A few additional questions:

  • There is no difference between the dataset.map() approach and this approach, in how the images end up in the parquet files, right?
  • Do I understand correctly that the image bytes are stored in decoded form in the parquet files, i.e. not in their original .jpg or .png format? I assume so, given this comment by @lhoestq .
  • Would it make sense to add a generic “File” feature, besides the existing Image and Audio features? I’m asking because our data labeling platform also supports video and point cloud labeling, for which the data comes in a variety of file formats (.pcd, .bin, .mp4, …). Would be nice to push such datasets to the hub as well.
1 Like

Hi @segments-bert! Thanks, glad you like it.

  • There is no difference between the dataset.map() approach and this approach, in how the images end up in the parquet files, right?

Yes, there is no difference.

  • Do I understand correctly that the image bytes are stored in decoded form in the parquet files, i.e. not in their original .jpg or .png format? I assume so, given this comment by @lhoestq .

The image bytes stored in the parquet files are raw/unprocessed.

  • Would it make sense to add a generic “File” feature, besides the existing Image and Audio features? I’m asking because our data labeling platform also supports video and point cloud labeling, for which the data comes in a variety of file formats (.pcd, .bin, .mp4, …). Would be nice to push such datasets to the hub as well.

An interesting proposal.
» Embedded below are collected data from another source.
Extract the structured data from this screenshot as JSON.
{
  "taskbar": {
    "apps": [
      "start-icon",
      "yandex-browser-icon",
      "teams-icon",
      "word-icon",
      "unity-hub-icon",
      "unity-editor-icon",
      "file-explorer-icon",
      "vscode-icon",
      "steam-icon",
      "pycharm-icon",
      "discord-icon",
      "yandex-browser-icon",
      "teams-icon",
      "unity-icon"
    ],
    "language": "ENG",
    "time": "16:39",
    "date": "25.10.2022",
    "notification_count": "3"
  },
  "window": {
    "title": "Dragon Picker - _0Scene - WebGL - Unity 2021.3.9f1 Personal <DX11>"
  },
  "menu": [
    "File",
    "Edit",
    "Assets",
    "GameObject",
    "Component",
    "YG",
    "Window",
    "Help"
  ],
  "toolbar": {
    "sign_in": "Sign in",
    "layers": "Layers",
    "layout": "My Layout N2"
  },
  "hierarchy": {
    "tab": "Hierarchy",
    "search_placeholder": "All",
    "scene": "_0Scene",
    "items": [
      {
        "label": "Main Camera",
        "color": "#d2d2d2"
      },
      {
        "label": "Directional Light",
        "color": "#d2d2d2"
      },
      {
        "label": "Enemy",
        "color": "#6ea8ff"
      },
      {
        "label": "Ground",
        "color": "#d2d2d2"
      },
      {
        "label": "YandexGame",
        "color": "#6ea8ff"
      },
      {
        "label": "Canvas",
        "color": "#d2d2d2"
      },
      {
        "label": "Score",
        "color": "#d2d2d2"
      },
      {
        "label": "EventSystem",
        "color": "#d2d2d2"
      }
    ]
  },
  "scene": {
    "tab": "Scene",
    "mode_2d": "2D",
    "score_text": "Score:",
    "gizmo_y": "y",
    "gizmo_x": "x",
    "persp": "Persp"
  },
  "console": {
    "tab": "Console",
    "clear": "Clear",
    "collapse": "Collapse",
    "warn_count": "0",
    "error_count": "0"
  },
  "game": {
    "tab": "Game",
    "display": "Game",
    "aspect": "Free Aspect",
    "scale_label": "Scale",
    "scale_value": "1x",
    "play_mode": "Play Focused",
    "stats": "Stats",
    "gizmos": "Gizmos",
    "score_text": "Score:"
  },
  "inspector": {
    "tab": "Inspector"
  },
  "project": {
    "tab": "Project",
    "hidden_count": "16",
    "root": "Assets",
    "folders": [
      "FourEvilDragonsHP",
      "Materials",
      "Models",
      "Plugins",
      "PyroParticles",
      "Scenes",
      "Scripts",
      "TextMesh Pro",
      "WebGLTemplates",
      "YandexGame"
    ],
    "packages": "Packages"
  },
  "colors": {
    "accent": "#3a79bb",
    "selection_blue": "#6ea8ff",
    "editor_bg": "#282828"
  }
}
We will consider it. For now, you can embed file bytes (Value("binary")) in a dataset before push_to_hub and apply some additional preprocessing after loading.

1 Like

In choosing between option 2 and 3.

The images are being stored, so there is already no risk of data loss. That could be a major reason for having to remove a point from the data set. Since that is gone, it is very likely the data set will be append-only for the life of the project. So for this, there is not much value in using individual file with their more readable diffs and delta compression.